RWP provides strong noise robustness in FWI.

The method is computationally efficient with only one LU factorization per frequency.

Numerical experiments confirm improved inversion accuracy and automation.

Abstract

Full-waveform inversion (FWI) is a powerful seismic imaging technique used to estimate high-resolution physical properties of subsurface structures by minimizing the misfit between observed and modeled seismic data. FWI is inherently a highly non-linear and ill-posed inverse problem. Extended-source approaches, such as the augmented Lagrangian (AL) method, are employed to improve solution convexity and robustness.

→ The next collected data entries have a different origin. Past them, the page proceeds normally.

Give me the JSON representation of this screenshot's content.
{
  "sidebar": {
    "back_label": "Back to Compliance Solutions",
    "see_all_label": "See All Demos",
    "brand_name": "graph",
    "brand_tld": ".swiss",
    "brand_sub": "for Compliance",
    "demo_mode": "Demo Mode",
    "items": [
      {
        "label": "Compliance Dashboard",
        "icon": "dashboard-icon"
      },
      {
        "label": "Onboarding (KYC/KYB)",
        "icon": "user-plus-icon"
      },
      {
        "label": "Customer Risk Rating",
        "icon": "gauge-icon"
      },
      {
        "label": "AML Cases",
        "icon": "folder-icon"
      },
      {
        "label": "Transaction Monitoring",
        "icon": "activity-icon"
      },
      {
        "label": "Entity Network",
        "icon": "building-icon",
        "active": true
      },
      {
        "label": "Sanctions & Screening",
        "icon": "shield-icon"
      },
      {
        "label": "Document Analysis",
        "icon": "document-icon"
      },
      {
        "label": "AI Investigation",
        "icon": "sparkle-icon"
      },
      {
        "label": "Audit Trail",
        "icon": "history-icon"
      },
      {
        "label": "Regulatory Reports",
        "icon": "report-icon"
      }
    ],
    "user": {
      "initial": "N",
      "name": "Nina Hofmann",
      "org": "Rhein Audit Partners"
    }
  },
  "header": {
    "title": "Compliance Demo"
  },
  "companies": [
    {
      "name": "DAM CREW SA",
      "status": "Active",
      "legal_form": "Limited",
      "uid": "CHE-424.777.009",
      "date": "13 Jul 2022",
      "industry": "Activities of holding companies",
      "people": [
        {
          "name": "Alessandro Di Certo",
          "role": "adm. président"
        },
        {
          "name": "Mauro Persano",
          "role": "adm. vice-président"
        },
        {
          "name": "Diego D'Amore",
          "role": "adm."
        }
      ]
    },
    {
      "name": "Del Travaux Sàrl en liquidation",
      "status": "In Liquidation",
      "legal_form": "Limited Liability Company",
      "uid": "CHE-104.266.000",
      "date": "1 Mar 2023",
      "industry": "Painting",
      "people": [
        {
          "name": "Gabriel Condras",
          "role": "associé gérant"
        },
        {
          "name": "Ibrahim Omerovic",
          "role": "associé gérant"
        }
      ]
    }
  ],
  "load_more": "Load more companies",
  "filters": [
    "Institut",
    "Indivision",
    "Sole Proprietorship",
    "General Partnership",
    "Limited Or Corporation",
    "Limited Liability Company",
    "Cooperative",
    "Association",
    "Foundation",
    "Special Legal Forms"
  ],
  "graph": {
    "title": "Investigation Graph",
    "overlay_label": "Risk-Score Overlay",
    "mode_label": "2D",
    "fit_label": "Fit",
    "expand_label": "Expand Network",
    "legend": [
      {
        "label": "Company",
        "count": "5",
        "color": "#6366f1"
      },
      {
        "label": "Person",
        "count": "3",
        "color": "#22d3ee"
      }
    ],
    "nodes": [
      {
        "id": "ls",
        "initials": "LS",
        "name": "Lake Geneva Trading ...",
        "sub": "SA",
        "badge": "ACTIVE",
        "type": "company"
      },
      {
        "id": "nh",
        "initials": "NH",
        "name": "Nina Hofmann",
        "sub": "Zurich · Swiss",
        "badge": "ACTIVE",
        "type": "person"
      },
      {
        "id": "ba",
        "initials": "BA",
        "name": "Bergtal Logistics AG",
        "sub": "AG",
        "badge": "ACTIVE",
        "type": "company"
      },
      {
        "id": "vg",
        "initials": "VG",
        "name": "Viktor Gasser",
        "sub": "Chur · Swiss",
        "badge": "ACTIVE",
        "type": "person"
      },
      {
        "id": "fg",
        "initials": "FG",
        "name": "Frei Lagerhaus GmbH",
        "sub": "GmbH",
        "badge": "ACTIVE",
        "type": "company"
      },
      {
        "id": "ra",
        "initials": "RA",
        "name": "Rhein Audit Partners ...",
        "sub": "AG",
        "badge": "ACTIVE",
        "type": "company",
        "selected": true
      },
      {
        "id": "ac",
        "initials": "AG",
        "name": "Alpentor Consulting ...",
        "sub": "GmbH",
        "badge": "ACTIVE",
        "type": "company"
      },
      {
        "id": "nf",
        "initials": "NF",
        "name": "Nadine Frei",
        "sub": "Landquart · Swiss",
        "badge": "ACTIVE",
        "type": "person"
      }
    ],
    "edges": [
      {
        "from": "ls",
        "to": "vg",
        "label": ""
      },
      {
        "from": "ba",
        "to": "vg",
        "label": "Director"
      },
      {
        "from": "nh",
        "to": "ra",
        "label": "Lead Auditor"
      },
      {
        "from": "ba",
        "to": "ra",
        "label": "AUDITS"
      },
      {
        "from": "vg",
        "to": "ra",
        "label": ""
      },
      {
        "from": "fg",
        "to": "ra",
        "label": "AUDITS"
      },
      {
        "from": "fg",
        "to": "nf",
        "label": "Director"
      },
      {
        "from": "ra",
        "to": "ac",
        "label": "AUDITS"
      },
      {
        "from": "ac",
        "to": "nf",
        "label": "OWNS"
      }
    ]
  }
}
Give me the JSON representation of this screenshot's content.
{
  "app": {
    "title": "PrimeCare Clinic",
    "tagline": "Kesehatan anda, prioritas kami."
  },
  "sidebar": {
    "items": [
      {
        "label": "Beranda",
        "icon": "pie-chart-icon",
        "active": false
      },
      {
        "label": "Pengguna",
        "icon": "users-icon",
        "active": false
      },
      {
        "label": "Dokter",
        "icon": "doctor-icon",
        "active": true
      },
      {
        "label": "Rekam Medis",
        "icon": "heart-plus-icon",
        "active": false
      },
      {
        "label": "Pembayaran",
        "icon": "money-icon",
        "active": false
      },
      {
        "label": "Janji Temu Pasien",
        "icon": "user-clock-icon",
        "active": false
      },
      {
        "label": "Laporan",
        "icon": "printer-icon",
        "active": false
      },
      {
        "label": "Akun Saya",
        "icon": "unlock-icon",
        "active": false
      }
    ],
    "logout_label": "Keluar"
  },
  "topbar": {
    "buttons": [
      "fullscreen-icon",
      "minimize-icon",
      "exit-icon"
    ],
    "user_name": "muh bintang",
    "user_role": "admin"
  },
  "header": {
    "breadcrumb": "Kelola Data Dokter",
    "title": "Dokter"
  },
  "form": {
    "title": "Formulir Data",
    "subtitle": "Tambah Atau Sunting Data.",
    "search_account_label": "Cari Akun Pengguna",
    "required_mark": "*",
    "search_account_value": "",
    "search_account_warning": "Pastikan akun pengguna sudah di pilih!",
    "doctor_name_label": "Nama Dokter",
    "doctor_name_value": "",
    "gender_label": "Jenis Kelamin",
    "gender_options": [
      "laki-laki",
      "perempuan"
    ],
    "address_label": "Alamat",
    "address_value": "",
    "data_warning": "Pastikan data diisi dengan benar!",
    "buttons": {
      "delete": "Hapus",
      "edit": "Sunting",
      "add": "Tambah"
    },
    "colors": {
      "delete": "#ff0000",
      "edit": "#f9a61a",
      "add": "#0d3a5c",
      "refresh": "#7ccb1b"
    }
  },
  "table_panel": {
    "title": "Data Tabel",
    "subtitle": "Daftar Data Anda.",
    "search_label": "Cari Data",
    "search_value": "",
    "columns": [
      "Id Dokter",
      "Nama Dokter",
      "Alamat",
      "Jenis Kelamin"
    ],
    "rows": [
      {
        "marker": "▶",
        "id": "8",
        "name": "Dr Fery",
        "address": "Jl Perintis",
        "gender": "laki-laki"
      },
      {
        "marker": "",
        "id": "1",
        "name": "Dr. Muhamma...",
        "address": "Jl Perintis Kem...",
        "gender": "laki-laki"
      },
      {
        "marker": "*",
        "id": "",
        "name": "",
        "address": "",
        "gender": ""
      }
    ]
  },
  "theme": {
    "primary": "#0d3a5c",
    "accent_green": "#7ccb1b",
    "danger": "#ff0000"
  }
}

A key component of this formulation is the penalty parameter, which controls the trade-off between data fitting and satisfaction of the wave-equation constraint, strongly influencing convergence in the presence of noise. The main challenge lies in selecting the penalty parameter. Traditional strategies such as the Discrepancy Principle (DP) require an accurate estimate of the noise level, which is often unknown or poorly characterized. Moreover, trial-and-error tuning requires repeatedly solving the inverse problem, making it computationally expensive. To overcome these limitations and develop a parameter-free, computationally efficient extended-source FWI algorithm, we integrate two data-driven parameter-selection strategies--the Residual Whiteness Principle (RWP) and a stable variant of Generalized Cross-Validation (RGCV)--within a multiplier-oriented AL framework. Specifically, we adopt a dual-space AL formulation, which allows the background wave-equation operator to remain fixed and requires only a single LU factorization per frequency, significantly improving efficiency. This design enables dynamic adjustment of the parameter at negligible cost during iterations, making the algorithm scalable for large-scale applications. Numerical experiments on acoustic and elastic FWI with white and colored noise show that, combined with the dual-space formulation, RWP provides strong noise robustness, resulting in a reliable automated solution for large-scale seismic inversion.